Vihreä Lanka
- Editor-in-chief: Riikka Suominen
- Categories: Political magazine
- Frequency: Eight times per year
- Publisher: Vihreä Lanka Oy
- Founded: 1983
- Final issue: December 2019
- Country: Finland
- Based in: Helsinki
- Language: Finnish
- Website: vihrealanka.fi
- ISSN: 0780-9417
- OCLC: 476261893

= Vihreä Lanka =

Finnish political magazine (1983–2019)

Vihreä Lanka was a political magazine representing the views of the Green League, published eight times per year in Helsinki, Finland. From 1983 to 2016, it was published biweekly in newspaper form. From 2016, Vihreä Lanka was published as a periodical magazine until December 2019 when it ceased publication.

==History and profile==
Vihreä Lanka was launched as a newspaper in 1983 and published by Vihreä Lanka Oy.

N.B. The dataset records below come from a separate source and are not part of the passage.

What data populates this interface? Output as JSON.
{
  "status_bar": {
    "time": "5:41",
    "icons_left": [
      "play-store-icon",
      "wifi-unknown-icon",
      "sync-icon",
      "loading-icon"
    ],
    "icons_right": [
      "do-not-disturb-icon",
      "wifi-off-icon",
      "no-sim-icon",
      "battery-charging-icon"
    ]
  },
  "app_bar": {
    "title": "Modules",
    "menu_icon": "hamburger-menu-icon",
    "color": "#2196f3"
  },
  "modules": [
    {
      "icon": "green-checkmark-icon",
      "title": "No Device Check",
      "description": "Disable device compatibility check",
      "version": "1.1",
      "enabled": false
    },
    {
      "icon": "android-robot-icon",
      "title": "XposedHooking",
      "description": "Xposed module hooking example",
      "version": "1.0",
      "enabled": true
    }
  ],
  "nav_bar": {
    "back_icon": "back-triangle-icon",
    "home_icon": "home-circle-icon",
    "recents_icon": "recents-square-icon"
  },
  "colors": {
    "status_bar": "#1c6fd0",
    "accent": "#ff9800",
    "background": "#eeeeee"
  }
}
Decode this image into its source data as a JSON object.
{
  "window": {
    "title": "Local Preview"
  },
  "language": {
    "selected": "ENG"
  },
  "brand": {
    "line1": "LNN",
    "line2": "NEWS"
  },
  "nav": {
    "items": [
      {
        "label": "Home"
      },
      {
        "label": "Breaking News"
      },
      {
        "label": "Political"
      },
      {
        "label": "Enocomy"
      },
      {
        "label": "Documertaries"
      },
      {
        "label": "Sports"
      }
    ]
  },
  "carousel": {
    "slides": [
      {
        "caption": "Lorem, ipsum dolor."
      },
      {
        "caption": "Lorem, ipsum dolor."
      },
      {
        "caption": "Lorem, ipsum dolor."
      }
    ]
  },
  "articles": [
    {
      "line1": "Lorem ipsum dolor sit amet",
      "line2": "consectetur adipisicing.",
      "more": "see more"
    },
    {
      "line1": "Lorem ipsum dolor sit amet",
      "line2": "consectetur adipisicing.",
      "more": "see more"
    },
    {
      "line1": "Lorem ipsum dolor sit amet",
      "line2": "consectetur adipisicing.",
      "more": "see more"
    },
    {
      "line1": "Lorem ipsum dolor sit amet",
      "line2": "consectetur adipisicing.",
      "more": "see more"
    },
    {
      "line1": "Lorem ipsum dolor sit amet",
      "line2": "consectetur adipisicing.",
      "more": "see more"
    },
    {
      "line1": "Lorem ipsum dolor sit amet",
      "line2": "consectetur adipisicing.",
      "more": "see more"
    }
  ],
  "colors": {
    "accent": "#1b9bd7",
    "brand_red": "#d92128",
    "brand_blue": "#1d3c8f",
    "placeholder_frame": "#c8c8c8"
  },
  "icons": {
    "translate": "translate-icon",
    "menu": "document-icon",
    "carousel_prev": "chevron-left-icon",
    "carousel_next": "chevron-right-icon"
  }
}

Its publisher was established in 1988. The magazine was headquartered in Helsinki and was published in tabloid format biweekly on Fridays. It was a political publication with an affiliation with the Green League.

Elina Grundström served as the editor-in-chief of Vihreä Lanka between 2006 and 2010. Juha Honkonen was another editor-in-chief of the biweekly.

In 2011, Vihreä Lanka had a checked circulation of 10,200 copies. It was redesigned as a magazine in 2016 to improve its readership. However, this did not work, and the circulation increased to just 10,000 copies. As a result, the magazine and its website were closed in December 2019. In August 2020, the magazine was succeeded by another magazine, Vihreä (Finnish: Green), which was started by the Green League. The party has since withdrawn all funding that it had given to Finnish green magazines and newspapers.